I remember seeing "The Boys Next Door" back in the mid 1980s on cable. I was impressed with it then and consider it a good movie now. Aside from the misidentification of the two as serial killers, the movie still contains plenty of good performances, good dialogue, and shocking scenes. Sheen and Caulfield both carry off their respective roles convincingly, but Caulfield does the best job in the frightening role of Roy Alston. His speech about how he feels inside sends chills down the spine, as does his transformation from composed youth to shrieking beast. Oddly enough in a film larded with killings, I consider the bottle scene one of the most disturbing in the film. The look on that old lady's face when the bottle conks her on the head is so upsetting that it's not easy to forget, especially when the camera cuts back to Bo and Roy in order to show them laughing about what they did.

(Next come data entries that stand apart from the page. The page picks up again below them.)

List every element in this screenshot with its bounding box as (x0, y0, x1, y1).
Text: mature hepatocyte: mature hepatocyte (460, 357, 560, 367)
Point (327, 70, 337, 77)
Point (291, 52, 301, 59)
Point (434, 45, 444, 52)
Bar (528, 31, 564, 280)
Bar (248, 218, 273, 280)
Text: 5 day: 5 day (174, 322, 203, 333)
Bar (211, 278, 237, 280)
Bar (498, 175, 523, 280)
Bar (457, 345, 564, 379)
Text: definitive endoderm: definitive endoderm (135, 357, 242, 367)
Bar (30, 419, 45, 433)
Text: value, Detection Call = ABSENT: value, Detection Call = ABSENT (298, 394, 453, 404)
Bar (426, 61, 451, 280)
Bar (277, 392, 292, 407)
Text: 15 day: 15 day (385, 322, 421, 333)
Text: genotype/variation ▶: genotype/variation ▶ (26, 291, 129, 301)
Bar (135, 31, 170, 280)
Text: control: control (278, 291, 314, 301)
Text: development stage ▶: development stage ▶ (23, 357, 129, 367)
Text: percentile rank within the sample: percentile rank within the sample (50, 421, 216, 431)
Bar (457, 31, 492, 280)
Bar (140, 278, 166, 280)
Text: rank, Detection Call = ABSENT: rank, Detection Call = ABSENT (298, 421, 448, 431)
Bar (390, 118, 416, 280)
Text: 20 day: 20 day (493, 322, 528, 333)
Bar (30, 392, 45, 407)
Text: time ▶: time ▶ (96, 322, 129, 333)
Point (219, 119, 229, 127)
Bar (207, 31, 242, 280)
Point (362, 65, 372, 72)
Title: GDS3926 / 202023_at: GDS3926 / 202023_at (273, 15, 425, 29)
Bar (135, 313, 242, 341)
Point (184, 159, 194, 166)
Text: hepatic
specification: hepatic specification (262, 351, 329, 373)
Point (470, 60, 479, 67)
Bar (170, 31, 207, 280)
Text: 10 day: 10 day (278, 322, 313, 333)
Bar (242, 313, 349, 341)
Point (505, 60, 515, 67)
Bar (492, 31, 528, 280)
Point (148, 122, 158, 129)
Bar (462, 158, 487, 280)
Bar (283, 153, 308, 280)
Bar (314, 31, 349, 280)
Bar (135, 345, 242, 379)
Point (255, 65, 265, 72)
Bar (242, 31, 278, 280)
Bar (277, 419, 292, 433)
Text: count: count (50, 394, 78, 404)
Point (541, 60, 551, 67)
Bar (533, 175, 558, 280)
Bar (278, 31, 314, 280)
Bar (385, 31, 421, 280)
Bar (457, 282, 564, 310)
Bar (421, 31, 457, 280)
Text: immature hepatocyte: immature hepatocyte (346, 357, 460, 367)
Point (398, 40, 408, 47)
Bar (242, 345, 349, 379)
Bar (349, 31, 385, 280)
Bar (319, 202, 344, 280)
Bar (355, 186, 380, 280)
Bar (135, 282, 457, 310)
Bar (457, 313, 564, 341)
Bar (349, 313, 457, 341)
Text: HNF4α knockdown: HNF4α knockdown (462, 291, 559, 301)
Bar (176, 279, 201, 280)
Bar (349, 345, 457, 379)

There's just something about this scene that successfully telegraphs, just as much as the murders, the coldness of these two kids. "The Boys Next Door" does contain at least one unintentionally hilarious scene in the form of Detective Ed Hanley's haircut. Geez, I thought he was wearing a tricorn hat or something!

Extras on the DVD include a commentary with Spheeris and Caulfield, a trailer, and cast biographies. The picture quality looks great for a twenty year old film. I would recommend this movie to most fans of low budget cinema, but it's also got an appeal to Charlie Sheen completists (Is there such a thing? God help us!) and lovers of movies dealing with the criminal mindset.
"
Disturbing, but great
Patricia Honts | Bushnell, IL United States | 07/21/2002
(5 out of 5 stars)

"Deeply disturbing story of 2 boys who have no sense of right and wrong. One boy has so much anger in him that he just wants to kill and Charlie Sheen's charcter doesn't seem to mind. You won't be turning this movie off. I seen it for the first time about 11 years ago. It was one of the best movies I had ever seen. I bought it on dvd the first day it came out. Just as good the second time around."